Pour rappel, cet article, dont les dispositions sont d’ordre public absolu (Cass. soc., 11 déc. 2019, n°18-23.513 ; n°18-26.568 ; n°19-10.855), dispose que :
Pour chaque collège électoral, les listes mentionnées à l’article L. 2314-29 qui comportent plusieurs candidats sont composées d’un nombre de femmes et d’hommes correspondant à la part de femmes et d’hommes inscrits sur la liste électorale. Les listes sont composées alternativement d’un candidat de chaque sexe jusqu’à épuisement des candidats d’un des sexes.
Lorsque l’application du premier alinéa n’aboutit pas à un nombre entier de candidats à désigner pour chacun des deux sexes, il est procédé à l’arrondi arithmétique suivant :
1° Arrondi à l’entier supérieur en cas de décimale supérieure ou égale à 5 ;
2° Arrondi à l’entier inférieur en cas de décimale strictement inférieure à 5.
En cas de nombre impair de sièges à pourvoir et de stricte égalité entre les femmes et les hommes inscrits sur les listes électorales, la liste comprend indifféremment un homme ou une femme supplémentaire.
Lorsque l’application de ces règles conduit à exclure totalement la représentation de l’un ou l’autre sexe, les listes de candidats pourront comporter un candidat du sexe qui, à défaut ne serait pas représenté. Ce candidat ne peut être en première position sur la liste.
Le présent article s’applique à la liste des membres titulaires du comité social et économique et à la liste de ses membres suppléants.
Premièrement, la Cour de cassation précise que la règle de l’alternance des candidats de chaque sexe n’impose pas que le premier candidat de la liste soit du sexe majoritaire (Cass. soc., 27 mai 2020, no 19-60.147) :
- Les syndicats peuvent donc placer indifféremment en haut de la liste un candidat du sexe majoritaire ou du sexe sous-représenté ;
- En pratique, en cas d’épuisement des candidats d’un des deux sexes, la liste sera complétée par des candidats du sexe surreprésenté.

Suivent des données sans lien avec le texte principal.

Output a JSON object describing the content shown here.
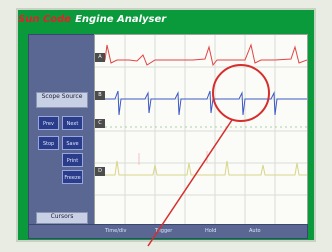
{
  "app": {
    "brand": "Sun Code",
    "title": "Engine Analyser"
  },
  "sidebar": {
    "label_1": "Scope Source",
    "buttons": [
      "Prev",
      "Next",
      "Stop",
      "Save",
      "Print",
      "Freeze"
    ],
    "label_2": "Cursors",
    "nav": [
      "◀",
      "▶"
    ]
  },
  "scope": {
    "trace_labels": [
      "A",
      "B",
      "C",
      "D"
    ]
  },
  "bottom": {
    "items": [
      "Time/div",
      "Trigger",
      "Hold",
      "Auto"
    ]
  },
  "colors": {
    "frame": "#0a9a3c",
    "sidebar": "#5b6793",
    "button": "#2b3d8a",
    "trace_red": "#e24444",
    "trace_blue": "#3c59c6",
    "trace_yellow": "#d9d58b",
    "annotation": "#d62d2d"
  },
  "icons": {
    "annotation": "red-circle-annotation-icon"
  }
}
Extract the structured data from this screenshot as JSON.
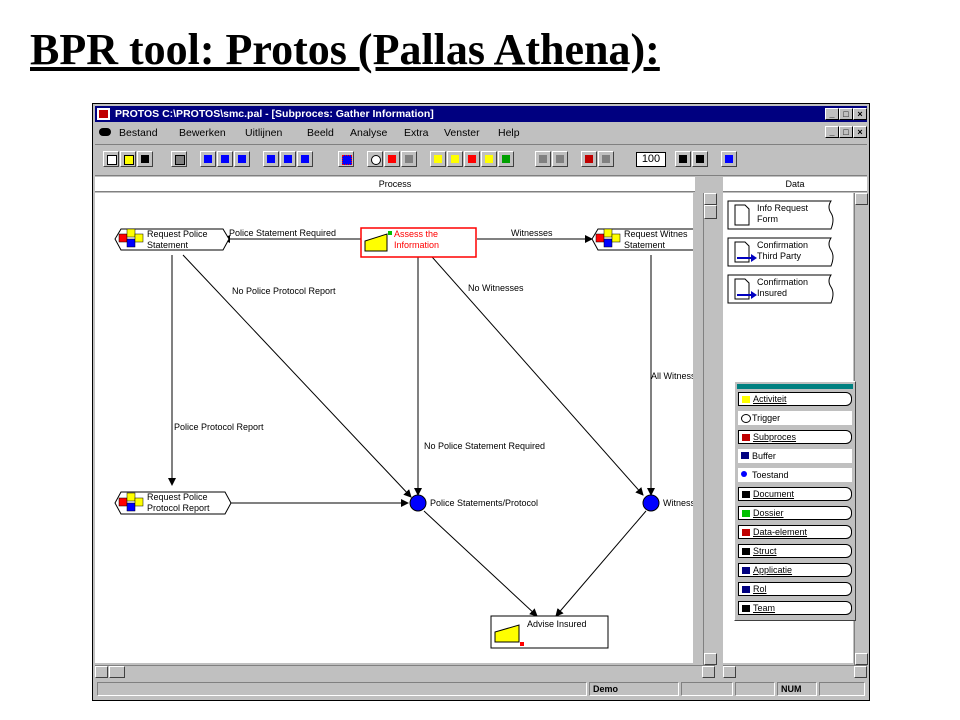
{
  "slide": {
    "title": "BPR tool: Protos (Pallas Athena):"
  },
  "window": {
    "title": "PROTOS C:\\PROTOS\\smc.pal - [Subproces: Gather Information]",
    "controls": {
      "minimize": "_",
      "restore": "□",
      "close": "×"
    }
  },
  "menu": [
    "Bestand",
    "Bewerken",
    "Uitlijnen",
    "Beeld",
    "Analyse",
    "Extra",
    "Venster",
    "Help"
  ],
  "toolbar": {
    "buttons": [
      "new-icon",
      "open-icon",
      "save-icon",
      "print-icon",
      "align-left-icon",
      "align-center-icon",
      "align-right-icon",
      "align-top-icon",
      "align-middle-icon",
      "align-bottom-icon",
      "grid-icon",
      "ellipse-icon",
      "shapes-icon",
      "pointer-icon",
      "chart-icon-1",
      "chart-icon-2",
      "chart-icon-3",
      "chart-icon-4",
      "chart-icon-5",
      "graph-icon-1",
      "graph-icon-2",
      "zoom-icon",
      "fit-icon"
    ],
    "zoom_value": "100",
    "nav": [
      "rewind-icon",
      "forward-icon",
      "help-pointer-icon"
    ]
  },
  "panes": {
    "process": "Process",
    "data": "Data"
  },
  "process": {
    "nodes": {
      "request_police_statement": "Request Police\nStatement",
      "assess": "Assess the\nInformation",
      "request_witness": "Request Witnes\nStatement",
      "request_police_protocol": "Request Police\nProtocol Report",
      "police_statements_protocol": "Police Statements/Protocol",
      "witness": "Witness",
      "advise_insured": "Advise Insured"
    },
    "arcs": {
      "police_statement_required": "Police Statement Required",
      "witnesses": "Witnesses",
      "no_police_protocol_report": "No Police Protocol Report",
      "no_witnesses": "No Witnesses",
      "all_witness": "All Witness",
      "police_protocol_report": "Police Protocol Report",
      "no_police_statement_required": "No Police Statement Required"
    }
  },
  "data": {
    "documents": [
      {
        "label": "Info Request\nForm",
        "arrow": false
      },
      {
        "label": "Confirmation\nThird Party",
        "arrow": true
      },
      {
        "label": "Confirmation\nInsured",
        "arrow": true
      }
    ]
  },
  "palette": {
    "items": [
      {
        "label": "Activiteit",
        "icon": "activity-icon",
        "color": "#ffff00",
        "boxed": true
      },
      {
        "label": "Trigger",
        "icon": "trigger-icon",
        "color": "#000000",
        "boxed": false
      },
      {
        "label": "Subproces",
        "icon": "subprocess-icon",
        "color": "#c00000",
        "boxed": true
      },
      {
        "label": "Buffer",
        "icon": "buffer-icon",
        "color": "#000080",
        "boxed": false
      },
      {
        "label": "Toestand",
        "icon": "state-icon",
        "color": "#0000ff",
        "boxed": false
      },
      {
        "label": "Document",
        "icon": "document-icon",
        "color": "#000000",
        "boxed": true
      },
      {
        "label": "Dossier",
        "icon": "dossier-icon",
        "color": "#00c000",
        "boxed": true
      },
      {
        "label": "Data-element",
        "icon": "data-element-icon",
        "color": "#c00000",
        "boxed": true
      },
      {
        "label": "Struct",
        "icon": "struct-icon",
        "color": "#000000",
        "boxed": true
      },
      {
        "label": "Applicatie",
        "icon": "application-icon",
        "color": "#000080",
        "boxed": true
      },
      {
        "label": "Rol",
        "icon": "role-icon",
        "color": "#000080",
        "boxed": true
      },
      {
        "label": "Team",
        "icon": "team-icon",
        "color": "#000000",
        "boxed": true
      }
    ]
  },
  "status": {
    "mode": "Demo",
    "num": "NUM"
  },
  "colors": {
    "titlebar": "#000080",
    "selection": "#ff0000",
    "state": "#0000ff",
    "activity": "#ffff00",
    "palette_title": "#008080"
  }
}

Deuxièmement, concernant l’exception à la parité en cas d’exclusion totale de la représentation de l’un ou l’autre sexe, édictée par l’alinéa 6 de l’article précité, la Cour de cassation a rappelé, par deux arrêts du 1er juillet 2020, la position qu’elle avait adoptée en décembre 2019 (Cass. soc., 11 déc. 2019, n°18-26.568 ; n°19-13.037 ; n°18-20.841 ; n°19-10.855), à savoir que les organisations syndicales ont simplement la faculté de présenter sur les listes de candidats un candidat du sexe sous-représenté.
Ainsi, lorsque deux sièges sont à pourvoir, si le pourcentage de salariés d’un sexe, en application de la règle de l’arrondi, ne donne droit à aucun siège, le syndicat peut présenter, soit deux candidats du sexe majoritairement représenté, soit un candidat de chacun des deux sexes, soit un candidat unique du sexe surreprésenté (Cass. soc., 1er juill. 2020, n°19-14.879 et n° 19-17.615).
A ce sujet, il est bon de rappeler que cette exception à la parité des listes électorales n’est applicable que lorsque l’absence de représentation d’un sexe résulte uniquement de la mise en œuvre des règles de proportionnalité et d’arrondi au regard du nombre légal de sièges à pourvoir, et non pas du choix des organisations syndicales de présenter une liste incomplète et par un truchement des calculs opérés à réduire le nombre de sièges (Cass. soc., 11 déc. 2019, n°19-10.826).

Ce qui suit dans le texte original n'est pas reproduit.